Monday, April 30, 2007

Sex Tax Deduction

It's so weird how sometimes your life is reflected in your dreams. For example, a few days ago within 12 hours I received three really strange phone calls: one from an ex-boyfriend being surprisingly and even disturbingly nice right before I went to bed; another in the middle of the night from a guy who... well, I am having a hard time putting our relationship into words... one of those ongoing but absolutely not going anywhere kind of things; and then first thing in the morning (9am to be accurate, I don't think I've ever called one of my friends pre-noon for a non-emergent conversation...) from a guy "friend" who doesn't think that we should be "friends" anymore (I didn't protest). Anyway, that night in my dream all of my ex-boyfriends and ex-love interests, etc. were sitting lined up in the living room of my parents' house and I had to choose a husband from among them... I cried.

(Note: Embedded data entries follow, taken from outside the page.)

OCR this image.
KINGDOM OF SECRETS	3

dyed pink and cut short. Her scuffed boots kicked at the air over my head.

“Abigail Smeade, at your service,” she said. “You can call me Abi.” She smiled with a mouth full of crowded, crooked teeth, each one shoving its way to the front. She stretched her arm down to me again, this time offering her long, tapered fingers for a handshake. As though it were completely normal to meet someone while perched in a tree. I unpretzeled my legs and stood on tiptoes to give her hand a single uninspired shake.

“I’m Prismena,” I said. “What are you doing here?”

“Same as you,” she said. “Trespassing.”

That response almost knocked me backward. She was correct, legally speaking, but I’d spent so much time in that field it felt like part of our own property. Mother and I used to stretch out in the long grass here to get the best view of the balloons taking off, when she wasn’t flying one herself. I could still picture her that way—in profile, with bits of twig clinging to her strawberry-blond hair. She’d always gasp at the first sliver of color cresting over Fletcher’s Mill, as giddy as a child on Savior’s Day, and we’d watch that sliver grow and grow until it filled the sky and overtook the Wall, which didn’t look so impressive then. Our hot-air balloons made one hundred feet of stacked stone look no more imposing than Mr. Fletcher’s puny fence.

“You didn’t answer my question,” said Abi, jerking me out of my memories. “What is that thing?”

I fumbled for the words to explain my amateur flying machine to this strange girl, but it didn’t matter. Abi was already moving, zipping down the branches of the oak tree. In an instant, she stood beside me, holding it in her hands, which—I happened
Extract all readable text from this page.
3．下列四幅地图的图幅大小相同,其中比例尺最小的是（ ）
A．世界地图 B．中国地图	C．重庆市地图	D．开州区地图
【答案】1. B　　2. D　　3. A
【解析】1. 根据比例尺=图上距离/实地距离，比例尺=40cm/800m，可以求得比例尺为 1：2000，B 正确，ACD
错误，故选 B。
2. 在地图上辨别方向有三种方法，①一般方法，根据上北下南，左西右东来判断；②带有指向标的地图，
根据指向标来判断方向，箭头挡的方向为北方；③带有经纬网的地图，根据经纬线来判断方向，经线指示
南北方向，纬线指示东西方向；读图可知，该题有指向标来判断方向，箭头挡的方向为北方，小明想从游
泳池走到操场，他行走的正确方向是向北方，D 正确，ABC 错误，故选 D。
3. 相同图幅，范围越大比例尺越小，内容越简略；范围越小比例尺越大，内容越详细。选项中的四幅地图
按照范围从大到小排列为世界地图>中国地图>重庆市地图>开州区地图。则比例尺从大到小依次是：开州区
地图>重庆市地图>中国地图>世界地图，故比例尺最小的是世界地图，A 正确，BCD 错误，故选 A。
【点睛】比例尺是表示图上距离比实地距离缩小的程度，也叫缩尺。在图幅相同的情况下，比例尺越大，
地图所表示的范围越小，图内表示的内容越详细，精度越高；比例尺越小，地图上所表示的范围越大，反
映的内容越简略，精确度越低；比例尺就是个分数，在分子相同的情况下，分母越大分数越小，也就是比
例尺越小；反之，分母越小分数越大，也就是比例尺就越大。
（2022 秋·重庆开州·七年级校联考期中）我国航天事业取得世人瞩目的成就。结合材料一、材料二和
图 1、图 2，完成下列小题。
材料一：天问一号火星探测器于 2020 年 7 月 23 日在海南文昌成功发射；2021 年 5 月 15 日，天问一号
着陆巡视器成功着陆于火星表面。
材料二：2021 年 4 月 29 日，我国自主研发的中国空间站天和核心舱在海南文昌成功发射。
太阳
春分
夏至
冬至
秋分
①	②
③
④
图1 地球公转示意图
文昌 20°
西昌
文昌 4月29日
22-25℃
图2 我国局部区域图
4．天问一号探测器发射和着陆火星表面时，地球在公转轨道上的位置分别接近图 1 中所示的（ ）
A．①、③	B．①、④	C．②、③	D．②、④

The next day I studied for my tax exam all day, committing excessive amounts of the Internal Revenue Code to memory. That night before I went to bed, like every night, I read some of a non-law related book. The book I am reading right now is about this affluent New England college in the 80's where all the kids do is a lot of drugs, drink excessively, and have lots of sex...I mean lots of sex, guys with guys, guys with girls, girls with girls... it's by the same guy who wrote American Psycho. In my dream that night, I was the personal accountant for the characters in the book, and I was trying to help them figure out their "sex deduction" on their income tax returns. Apparently, the deduction was a complicated formula taking into account how many people you've slept with as well as the pure number of times that you've had sex.

Maybe I am insane...

Tuesday, April 03, 2007

“E-mail is for geeks and pedophiles”

This story was posted once before, but I took it down due to some of its other content - Enjoy!

There is a relatively unknown danger in emailing a girl – she might be like me and make a really bad mistake - one bad enough to scare any guy away from emailing a love interest ever again. There is a classmate of mine who is significantly too short for me, not very attractive, but nice enough. However, he has – no, had - this habit of asking me out and making me feel pretty damn uncomfortable about it. He's given me his phone number a couple times via email, but I have always rather politely declined any invitations to hang out outside of school. I am sitting at my desk at my summer job bored out of my mind and I get an email from him saying, “Fancy seein' you yesterday. We should grab a drink sometime” and then he gives me his phone number (again). Crazy part is I hadn’t seen the guy in months. So I thought it was funny/creepy and proceeded to forward the email to a couple of my friends, each got a good laugh out of it. Then I decide to send it to my cousin, figuring she'd find it funny too. I write a long email calling him a creep, a caveman, making fun of how he doesn't take hints, even quoting parts of my friends emails about him, and hit send. 10 minutes later I realized I replied to his email by mistake. So, I actually sent this kid an incredibly nasty email calling him a creep just because he asked me out for a drink. I do realize that I am going to hell, and if it has a V.I.P. section, there’s a seat saved for me there… Lessons: 1) Don’t send mean emails, but if you do always double check the To: line first. 2) Don’t ask a girl out over email that has already rejected you to your face; she will make fun of you, either to her friends or accidentally to your inbox.

Monday, April 02, 2007

April Fools

Since St. Patty's Day, I have been honoring my Irish ancestors most appropriately by frequenting some fine drinking establishments. I was, of course, ever ridiculous. This past weekend some guy with terrible skin and a height problem (translation: was a good 3 inches shorter than me) was buying my roommate and I drinks so we let him stand near us and talk for a few minutes. Then he made some snide remark about me being from Jersey. I responded by requiring that he pump his fist every time he said my name. I wouldn't respond unless his "Meg" corresponded with an over-enthusiastic and likely (for him) embarrassing fist pump. He obliged and looked ridiculous.

It also recently became known that (once upon a time) I might have made out with a guy whose nickname is Slice. And by became known I obviously mean that my roommate told everyone. My friends, of course, have been giving me such a hard time... joking about me getting sliced, etc. At the bar the other day, one of my friends ordered a plate of lemon and orange slices. Then said.. "Meg, it's ok.. sticks and stones may break your bones, but names will never slice you." My response was "Wow, I am never drinking orange soda again." So everyone else feel free to make some Slice jokes... I'm hoping the joke will be killed by the end of the week.